Students applying to The Lir for full-time courses are usually required to have the same exam passes as any other Trinity College Dublin student. That means the Irish Leaving Certificate in six subjects including English and there are alternative specific subject requirements in combinations. The equivalent for a UK student is usually a range of GCSE and A level subjects to meet the subject criteria and there are similar specifications for overseas students who come to The Lir from all over Europe and from countries such as USA and Russia.

On the other hand, none of that is set in stone. Training for work in theatre, TV and film is flexible and creative. “We’re looking for real talent, commitment and willingness to engage” says Barry. And the website clearly states that entry requirements can be fluid if “exceptional natural talent is presented at audition.”
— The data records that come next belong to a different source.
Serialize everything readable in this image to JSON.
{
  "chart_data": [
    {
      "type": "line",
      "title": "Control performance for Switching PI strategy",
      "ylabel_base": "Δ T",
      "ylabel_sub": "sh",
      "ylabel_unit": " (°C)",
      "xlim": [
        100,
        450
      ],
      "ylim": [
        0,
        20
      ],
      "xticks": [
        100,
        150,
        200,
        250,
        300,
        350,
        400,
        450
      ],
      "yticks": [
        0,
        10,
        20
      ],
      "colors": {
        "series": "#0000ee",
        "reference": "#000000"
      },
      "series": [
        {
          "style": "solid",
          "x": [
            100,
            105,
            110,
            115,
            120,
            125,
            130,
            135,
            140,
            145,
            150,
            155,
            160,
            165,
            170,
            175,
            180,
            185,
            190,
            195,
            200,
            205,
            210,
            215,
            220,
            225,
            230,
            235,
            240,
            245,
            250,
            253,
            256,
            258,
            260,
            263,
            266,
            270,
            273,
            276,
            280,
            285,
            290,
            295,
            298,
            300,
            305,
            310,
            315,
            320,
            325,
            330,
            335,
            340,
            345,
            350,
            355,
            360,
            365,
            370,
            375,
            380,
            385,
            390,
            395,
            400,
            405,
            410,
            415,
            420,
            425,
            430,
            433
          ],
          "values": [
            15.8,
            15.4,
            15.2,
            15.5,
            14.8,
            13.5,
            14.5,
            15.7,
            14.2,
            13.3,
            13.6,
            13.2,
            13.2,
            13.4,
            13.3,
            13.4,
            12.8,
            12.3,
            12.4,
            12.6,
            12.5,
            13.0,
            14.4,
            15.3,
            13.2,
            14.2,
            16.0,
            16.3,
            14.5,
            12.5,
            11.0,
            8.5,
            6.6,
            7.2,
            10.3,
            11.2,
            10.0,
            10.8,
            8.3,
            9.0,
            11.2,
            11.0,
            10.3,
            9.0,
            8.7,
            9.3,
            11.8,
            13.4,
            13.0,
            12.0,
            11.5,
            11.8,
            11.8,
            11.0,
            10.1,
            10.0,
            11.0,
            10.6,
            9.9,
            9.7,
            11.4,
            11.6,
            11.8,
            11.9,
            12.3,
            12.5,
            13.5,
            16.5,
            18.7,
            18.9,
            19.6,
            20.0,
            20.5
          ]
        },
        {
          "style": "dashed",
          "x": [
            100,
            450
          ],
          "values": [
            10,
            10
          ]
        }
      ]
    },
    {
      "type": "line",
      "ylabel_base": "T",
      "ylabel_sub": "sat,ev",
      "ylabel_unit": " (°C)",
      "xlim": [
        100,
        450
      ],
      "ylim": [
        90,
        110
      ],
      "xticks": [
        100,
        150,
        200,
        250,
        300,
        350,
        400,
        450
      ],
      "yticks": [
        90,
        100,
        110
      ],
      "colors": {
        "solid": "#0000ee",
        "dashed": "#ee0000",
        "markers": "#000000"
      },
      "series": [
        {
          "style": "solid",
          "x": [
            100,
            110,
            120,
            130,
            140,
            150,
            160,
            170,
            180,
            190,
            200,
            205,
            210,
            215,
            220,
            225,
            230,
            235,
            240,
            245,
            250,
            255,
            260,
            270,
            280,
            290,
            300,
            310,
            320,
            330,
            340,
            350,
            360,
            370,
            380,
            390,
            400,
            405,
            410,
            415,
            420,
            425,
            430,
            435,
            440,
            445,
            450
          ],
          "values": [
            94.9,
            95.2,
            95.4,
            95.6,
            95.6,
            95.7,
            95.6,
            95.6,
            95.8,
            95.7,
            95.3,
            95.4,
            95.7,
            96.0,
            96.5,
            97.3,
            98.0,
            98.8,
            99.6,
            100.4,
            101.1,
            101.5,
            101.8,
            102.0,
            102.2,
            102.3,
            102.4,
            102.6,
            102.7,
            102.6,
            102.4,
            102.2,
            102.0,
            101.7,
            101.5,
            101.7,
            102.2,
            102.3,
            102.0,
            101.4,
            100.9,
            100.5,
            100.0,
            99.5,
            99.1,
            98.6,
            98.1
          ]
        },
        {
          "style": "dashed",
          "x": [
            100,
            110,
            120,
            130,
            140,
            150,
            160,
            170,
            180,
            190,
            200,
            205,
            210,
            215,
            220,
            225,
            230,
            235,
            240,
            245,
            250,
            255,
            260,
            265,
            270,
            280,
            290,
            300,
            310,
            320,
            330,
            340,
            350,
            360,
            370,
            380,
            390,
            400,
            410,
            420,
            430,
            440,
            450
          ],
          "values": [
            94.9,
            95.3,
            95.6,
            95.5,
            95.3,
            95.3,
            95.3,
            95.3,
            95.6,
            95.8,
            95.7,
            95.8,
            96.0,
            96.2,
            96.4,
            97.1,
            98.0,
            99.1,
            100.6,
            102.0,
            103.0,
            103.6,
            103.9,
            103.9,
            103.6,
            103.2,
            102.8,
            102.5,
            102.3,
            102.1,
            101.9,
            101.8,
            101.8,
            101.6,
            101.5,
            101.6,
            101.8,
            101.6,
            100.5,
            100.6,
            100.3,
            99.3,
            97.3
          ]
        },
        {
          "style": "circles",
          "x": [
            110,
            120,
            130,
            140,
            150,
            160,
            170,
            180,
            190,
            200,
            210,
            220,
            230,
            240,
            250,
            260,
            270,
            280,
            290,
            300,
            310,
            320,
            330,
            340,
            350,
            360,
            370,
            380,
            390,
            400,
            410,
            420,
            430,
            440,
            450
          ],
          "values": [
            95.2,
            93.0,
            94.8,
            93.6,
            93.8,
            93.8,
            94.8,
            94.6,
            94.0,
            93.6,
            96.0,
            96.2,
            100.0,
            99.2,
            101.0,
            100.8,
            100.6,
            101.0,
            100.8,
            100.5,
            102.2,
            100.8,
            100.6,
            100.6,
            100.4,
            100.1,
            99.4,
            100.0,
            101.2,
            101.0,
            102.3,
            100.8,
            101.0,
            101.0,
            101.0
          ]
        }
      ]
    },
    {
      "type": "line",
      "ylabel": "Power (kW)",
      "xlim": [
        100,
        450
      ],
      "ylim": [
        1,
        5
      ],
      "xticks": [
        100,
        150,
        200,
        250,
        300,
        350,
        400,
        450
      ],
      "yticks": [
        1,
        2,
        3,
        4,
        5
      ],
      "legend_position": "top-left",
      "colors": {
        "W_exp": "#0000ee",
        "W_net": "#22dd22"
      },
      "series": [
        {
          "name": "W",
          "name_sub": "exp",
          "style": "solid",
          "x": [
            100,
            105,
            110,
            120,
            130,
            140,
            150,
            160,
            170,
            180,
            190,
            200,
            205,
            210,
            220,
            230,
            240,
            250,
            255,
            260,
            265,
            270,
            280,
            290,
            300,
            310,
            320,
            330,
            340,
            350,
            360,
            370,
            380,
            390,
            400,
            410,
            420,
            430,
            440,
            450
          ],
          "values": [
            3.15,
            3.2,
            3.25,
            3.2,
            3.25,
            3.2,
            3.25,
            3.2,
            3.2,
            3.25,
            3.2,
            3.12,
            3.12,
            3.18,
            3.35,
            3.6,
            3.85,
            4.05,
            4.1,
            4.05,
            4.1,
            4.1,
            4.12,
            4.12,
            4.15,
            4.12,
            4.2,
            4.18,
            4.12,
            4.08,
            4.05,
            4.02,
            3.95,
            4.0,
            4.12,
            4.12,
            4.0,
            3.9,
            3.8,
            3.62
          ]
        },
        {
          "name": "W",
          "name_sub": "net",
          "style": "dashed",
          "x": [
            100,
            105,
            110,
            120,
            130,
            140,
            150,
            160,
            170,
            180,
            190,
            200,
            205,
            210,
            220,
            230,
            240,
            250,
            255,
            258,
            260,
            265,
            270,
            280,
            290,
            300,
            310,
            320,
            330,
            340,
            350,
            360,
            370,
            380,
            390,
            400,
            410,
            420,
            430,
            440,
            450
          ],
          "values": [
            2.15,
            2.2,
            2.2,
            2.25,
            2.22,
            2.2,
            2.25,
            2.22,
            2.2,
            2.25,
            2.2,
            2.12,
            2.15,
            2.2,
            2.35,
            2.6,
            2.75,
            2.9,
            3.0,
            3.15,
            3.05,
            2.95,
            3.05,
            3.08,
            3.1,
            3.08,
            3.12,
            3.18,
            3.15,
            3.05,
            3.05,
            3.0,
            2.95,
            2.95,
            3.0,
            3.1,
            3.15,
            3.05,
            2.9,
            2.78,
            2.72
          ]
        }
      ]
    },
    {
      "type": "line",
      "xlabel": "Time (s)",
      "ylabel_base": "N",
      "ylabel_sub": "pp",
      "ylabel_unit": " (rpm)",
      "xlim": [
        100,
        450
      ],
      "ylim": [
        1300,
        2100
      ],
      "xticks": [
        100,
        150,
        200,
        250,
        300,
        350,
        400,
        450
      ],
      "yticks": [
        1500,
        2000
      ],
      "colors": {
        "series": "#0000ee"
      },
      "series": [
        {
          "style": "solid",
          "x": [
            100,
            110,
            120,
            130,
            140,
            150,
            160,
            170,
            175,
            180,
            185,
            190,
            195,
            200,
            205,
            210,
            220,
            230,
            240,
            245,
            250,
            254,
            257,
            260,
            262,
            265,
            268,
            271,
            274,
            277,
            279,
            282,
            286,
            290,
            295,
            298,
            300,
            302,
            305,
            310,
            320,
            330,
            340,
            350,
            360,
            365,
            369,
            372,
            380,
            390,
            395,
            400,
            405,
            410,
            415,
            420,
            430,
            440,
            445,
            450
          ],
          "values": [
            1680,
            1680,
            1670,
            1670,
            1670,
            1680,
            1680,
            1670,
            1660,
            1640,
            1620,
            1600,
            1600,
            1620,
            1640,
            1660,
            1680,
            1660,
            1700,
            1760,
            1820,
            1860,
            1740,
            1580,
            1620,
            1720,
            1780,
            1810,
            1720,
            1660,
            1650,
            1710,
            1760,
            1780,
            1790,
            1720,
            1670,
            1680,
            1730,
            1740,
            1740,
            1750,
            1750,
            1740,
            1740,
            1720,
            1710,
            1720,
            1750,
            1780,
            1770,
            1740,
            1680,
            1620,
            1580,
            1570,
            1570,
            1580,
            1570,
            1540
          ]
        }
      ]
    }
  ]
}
You can only really judge a school’s success by looking at the outcomes for students at the end of their courses and The Lir is still very new. “Our students are pretty busy and engaged when they graduate” says Conway. “They go on work with venues all over Dublin. Some of them also create and take shows to festivals such as Edinburgh Fringe or Adelaide. Others work in theatres elsewhere including the West End.”

Ironically, ten years ago Irish students mostly came to the UK to train as actors and technical theatre professionals. Now the movement tends to be in the opposite direction because training at TCD seems – at the moment – very cost effective. Lir fees are €3,000 per year for all EU students plus one or two small additional payments. Moreover, The Lir offers means-tested bursaries to assist students in need with living expenses. All of this may change, of course, for British students after Brexit.